Saudi executes 47 including top Shia cleric
Forty-seven people have been executed in Saudi Arabia on 'terrorism' charges, including prominent Shia cleric Nimr al-Nimr.
3 min read
02 January, 2016
Nimr al-Nimr was convicted of sedition by the Saudi authorities [AFP]

Saudi Arabia executed 47 people on Saturday, including a prominent Shia cleric behind anti-government protests and Sunnis convicted of involvement in deadly Al-Qaeda attacks, the government said.

The 56-year-old cleric, Nimr al-Nimr, was a driving force of the protests that broke out in 2011 in the Sunni-ruled kingdom's east, where the Shia minority complains of marginalisation.

The execution of al-Nimr could arouse anger among the minority's youths, his brother warned, while calling for calm.

"This action will spark the anger of (Shia) youths" in Saudi Arabia, said Mohammed al-Nimr, calling instead for a "peaceful protest movement".

"We reject violence and clashing with authorities, just like the martyr sheikh rejected it."

The list does not include Nimr's nephew, Ali al-Nimr, whose arrest at the age of 17 and alleged torture during detention sparked condemnation from human rights groups and the United States.

Announcing the executions, the Saudi interior ministry said the 47 had been convicted of adopting the radical "takfiri" ideology, joining "terrorist organisations" and implementing various "criminal plots".


The list, published in a statement carried by SPA, the official Saudi news agency, includes Sunnis convicted of involvement in Al-Qaeda attacks that killed Saudis and foreigners in the kingdom in 2003 and 2004.

All of the executed were Saudis, except for an Egyptian and citizen of Chad.

The list includes Fares al-Shuwail which Saudi media outlets have described as the top religious leader of Al-Qaeda in Saudi Arabia.
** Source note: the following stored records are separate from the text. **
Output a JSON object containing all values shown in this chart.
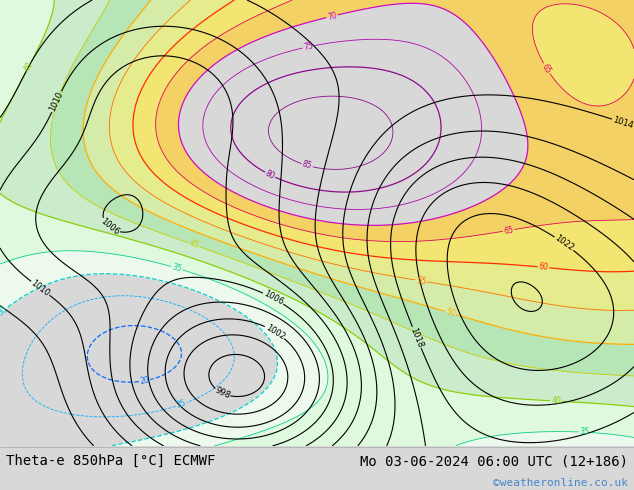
{
  "title_left": "Theta-e 850hPa [°C] ECMWF",
  "title_right": "Mo 03-06-2024 06:00 UTC (12+186)",
  "copyright": "©weatheronline.co.uk",
  "bg_color": "#d8d8d8",
  "map_bg": "#ffffff",
  "bottom_bar_color": "#ffffff",
  "title_font_size": 10,
  "copyright_color": "#4488cc"
}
He was arrested in August 2004.

They were executed Saturday in 12 Saudi cities, the ministry said, without elaborating.

Saudi executions are usually carried out by beheading with a sword.

Executions have soared in the country since King Salman acceded the throne in January 2015.


Executions have soared in the country since King Salman acceded the throne in January 2015, after the death of king Abdullah.

Last year, Saudi Arabia executed 153 people convicted of various crimes, including drug-trafficking, after 87 were put to death in 2014.

Authorities in the kingdom set up specialised courts in 2011 to try dozens of Saudis and foreigners accused of belonging to Al-Qaeda or of participating in the wave of attacks that swept the country from 2003.


Those shootings and bombings killed more than 150 Saudis and foreigners.

The kingdom's current Crown Prince Mohammed bin Nayef oversaw a crackdown on the militants at the time.

In 2009, Al-Qaeda announced a merger of its Saudi and Yemeni branches forming Al-Qaeda in the Arabian Peninsula (AQAP) - classified by the United States as the network's deadliest branch.

'Instigator of sedition'

But Nimr was arrested for completely different reasons in 2012.

The interior ministry had described him at the time as an "instigator of sedition" as it announced his arrest in the Shia village of Awamiya in the east after being wounded in the leg while putting up resistance.

A video published on YouTube in 2012 showed Nimr, a slightly built man with a white beard, making a speech celebrating the 2012 death of then-interior minister Prince Nayef bin Abdulaziz, the crown prince's father.

"Let the worms eat him," Nimr said at the time.

"Those who killed our sons and jailed them, how would we not be happy for their deaths... May God take their lives one after the other, the families of Al-Saud and Al-Khalifa," he said in reference to the Sunni ruling families of Saudi Arabia and Bahrain.

Saudi Arabia's Shia-populated east has been the scene of periodic clashes involving security forces after demonstrations broke out almost five years ago alongside a Shia-led protest movement in neighbouring Bahrain.

Most of Saudi Arabia's Shias live in the oil-rich east, where many say they are marginalised.